危機をチャンスに変えたアイデア、シンガーソングライターのチョ・ジュンホ
コロナ禍以降、相次いで公演が中止になるニュースを耳にするたびに、残念な気持ちになったことは一度や二度ではありませんでした。公演の準備を進めていたアーティストたちは、どのような心境だったのでしょうか。この状況が続く中で、ステージに立てないという悔しさだけでなく、音楽活動を続けていく力を失いかけていたのかもしれません。
しかし、こうした厳しい状況の中でも、まっすぐに自分だけの道を歩み続けるメイカーがいます。 これまで発表してきた旅をテーマにした歌を、限られた観客に意義深い形で届けたシンガーソングライター、チョ・ジュンホ・メイカーさんの物語です。新しい形の公演を企画し、クラウドファンディングでフルアルバムの準備に至るまで。 危機をチャンスに変えたアイデア、自分だけの旅路を黙々と歩み続けているメイカーさんの物語をご紹介します。
「こんにちは、シンガーソングライターのチョ・ジュンホです」
私は『音楽で綴る紀行文』というプロジェクトを通じて、旅をテーマにした音楽をお届けしているシンガーソングライター、チョ・ジュンホです。『アコースティック・ブラザーズ』、『バード』、『好きだからやるバンド』、『ハリムのアフリカ・オーバーランド』といったバンドを経て、3年前にソロ活動を始めました。
プロジェクト名の通り、これまでに計9曲の旅をテーマにした曲をデジタルシングルとして発表し、現在は最後の10曲目を制作中です。全10曲をまとめた絵本形式のフルアルバムを、wadizのクラウドファンディングで準備しています。

単に旅行が好きだからといって、フルアルバムの題材にしたわけではありません。私も最初は、もっと多くの人に私の歌に共感してもらいたいという思いから、歌詞だけに集中して聴いてもどんな曲なのかが分かるような曲を書いたんです。
ソロ活動を始めてからずっと、旅についての話をしたかったのですが、旅行記という形式では、むしろその場所を旅しながら感じた自分だけの感情を語るほうが価値があるのではないかと思うようになりました。同じ場所を旅しても、人によって感じる感情は異なるものですし。 そこで、旅で感じた自分の感情に焦点を当てて曲を作り始めました。

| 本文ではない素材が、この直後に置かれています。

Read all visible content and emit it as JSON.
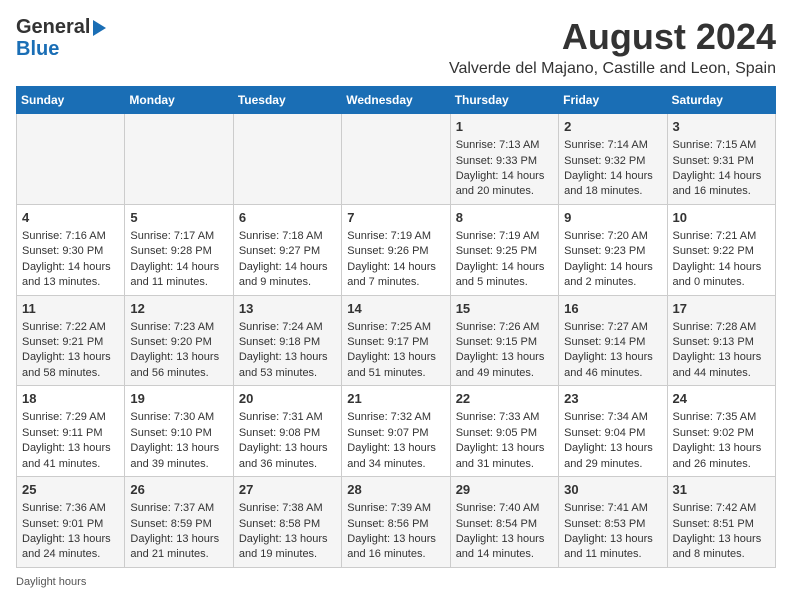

仕事の性質上、地方や海外へ公演に行くことが頻繁にあるんですが、ある意味では私にとって旅行ではなく仕事である場合が多かったんです。それでも、見知らぬ場所や新しい人々を通じて得られる様々な経験のおかげで、題材を得ることができました。ある瞬間には、旅行として感じようと努力したこともありましたけどね。(笑)
「危機をチャンスに変えるきっかけになりました」

コロナ禍以降、1年以上も公演ができなかったんです。そうしているうちに、公演に対する感覚も鈍り、生計に対する不安も生まれ、途方に暮れていました。そんな状況で、公演を続けていく方法はないかと悩んだ末に生まれたのが『5seats』です。観客5名をお招きし、私の作業室で2時間にわたり、「音楽で綴る紀行文」シリーズに収められた歌と物語をお届けする企画です。
2020年11月から2021年9月まで計36回開催しましたが、このシリーズに収録された曲のボーカル録音は、このアトリエで行ったんです。私の歌を聴いて公演を見に来てくださった観客の皆さんは、その曲が生まれた場所でライブの歌声を聴くことになったわけです。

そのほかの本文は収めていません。